Me Halimatou Camara, avocate au Barreau de Guinée, souligne que bien que des lois aient été votées pour protéger les victimes, leur mise en œuvre demeure insuffisante. Selon elle, il est indispensable de renforcer la politique pénale pour combattre la prolifération des viols, notamment ceux suivis de meurtres, de plus en plus fréquents dans les écoles. « Nous devons agir de manière plus concrète pour mettre fin à ce phénomène. Les victimes méritent d’être protégées et leur anonymat respecté, y compris dans les médias. Malheureusement, la loi ne suffit pas encore à garantir cette protection », regrette-t-elle.

Le rôle des médias et des journalistes

Les journalistes jouent un rôle clé dans la couverture des violences sexuelles, mais la médiatisation de ces actes doit se faire dans le respect total de l'anonymat des victimes. Amadou Diallo, journaliste spécialiste des violences sexuelles, déplore le non-respect de ce droit, notamment dans les médias. Il mentionne plusieurs cas tragiques, dont celui de M’Mahawa Camara, une élève violée et ligotée dans les toilettes de son école à Kagbelen, dans la périphérie de Conakry, ainsi que celui d'Aïcha Bah, une jeune fille violée et tuée à la mosquée de son école à Dondoli Khouré, aux portes de la capitale guinéenne. « En 2024, des dizaines de victimes, dont des enfants de moins de 13 ans, ont été victimes de viols. Pourtant, la protection de leur anonymat reste un défi majeur. De nombreux journalistes, ainsi que des fonctionnaires dans les commissariats et hôpitaux, ne respectent pas cette règle essentielle », explique M. Diallo.

Les conséquences et les solutions à envisager

Les victimes de viols subissent souvent des traumatismes psychologiques et physiques graves, qui peuvent les marquer à vie. Les conséquences sont particulièrement sévères pour les filles, mais les garçons ne sont pas exempts de ce fléau. La réponse judiciaire à ces crimes est encore lente et insatisfaisante. Ce qui freine l'accès à la justice pour les victimes.

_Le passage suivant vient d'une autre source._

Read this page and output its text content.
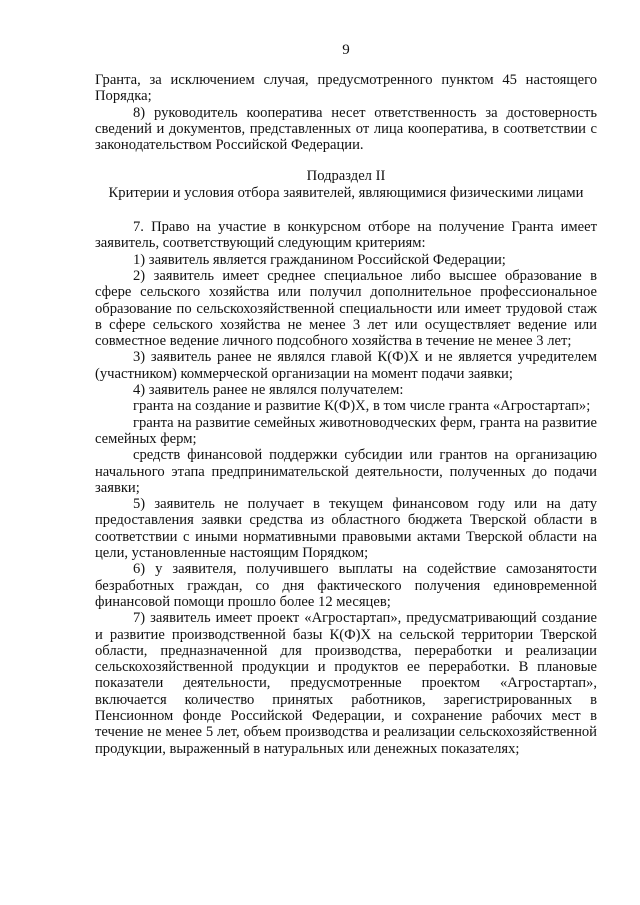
9

Гранта, за исключением случая, предусмотренного пунктом 45 настоящего Порядка;

8) руководитель кооператива несет ответственность за достоверность сведений и документов, представленных от лица кооператива, в соответствии с законодательством Российской Федерации.

Подраздел II

Критерии и условия отбора заявителей, являющимися физическими лицами

7. Право на участие в конкурсном отборе на получение Гранта имеет заявитель, соответствующий следующим критериям:

1) заявитель является гражданином Российской Федерации;

2) заявитель имеет среднее специальное либо высшее образование в сфере сельского хозяйства или получил дополнительное профессиональное образование по сельскохозяйственной специальности или имеет трудовой стаж в сфере сельского хозяйства не менее 3 лет или осуществляет ведение или совместное ведение личного подсобного хозяйства в течение не менее 3 лет;

3) заявитель ранее не являлся главой К(Ф)Х и не является учредителем (участником) коммерческой организации на момент подачи заявки;

4) заявитель ранее не являлся получателем:

гранта на создание и развитие К(Ф)Х, в том числе гранта «Агростартап»;

гранта на развитие семейных животноводческих ферм, гранта на развитие семейных ферм;

средств финансовой поддержки субсидии или грантов на организацию начального этапа предпринимательской деятельности, полученных до подачи заявки;

5) заявитель не получает в текущем финансовом году или на дату предоставления заявки средства из областного бюджета Тверской области в соответствии с иными нормативными правовыми актами Тверской области на цели, установленные настоящим Порядком;

6) у заявителя, получившего выплаты на содействие самозанятости безработных граждан, со дня фактического получения единовременной финансовой помощи прошло более 12 месяцев;

7) заявитель имеет проект «Агростартап», предусматривающий создание и развитие производственной базы К(Ф)Х на сельской территории Тверской области, предназначенной для производства, переработки и реализации сельскохозяйственной продукции и продуктов ее переработки. В плановые показатели деятельности, предусмотренные проектом «Агростартап», включается количество принятых работников, зарегистрированных в Пенсионном фонде Российской Федерации, и сохранение рабочих мест в течение не менее 5 лет, объем производства и реализации сельскохозяйственной продукции, выраженный в натуральных или денежных показателях;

Les autorités et les acteurs de la société civile doivent intensifier leurs efforts pour garantir la protection des victimes, améliorer les conditions de signalement des infractions et s'assurer que les lois existantes soient effectivement mises en œuvre. Le respect du droit à l'anonymat des victimes et des témoins doit être une priorité pour éviter qu'elles ne subissent des violences supplémentaires.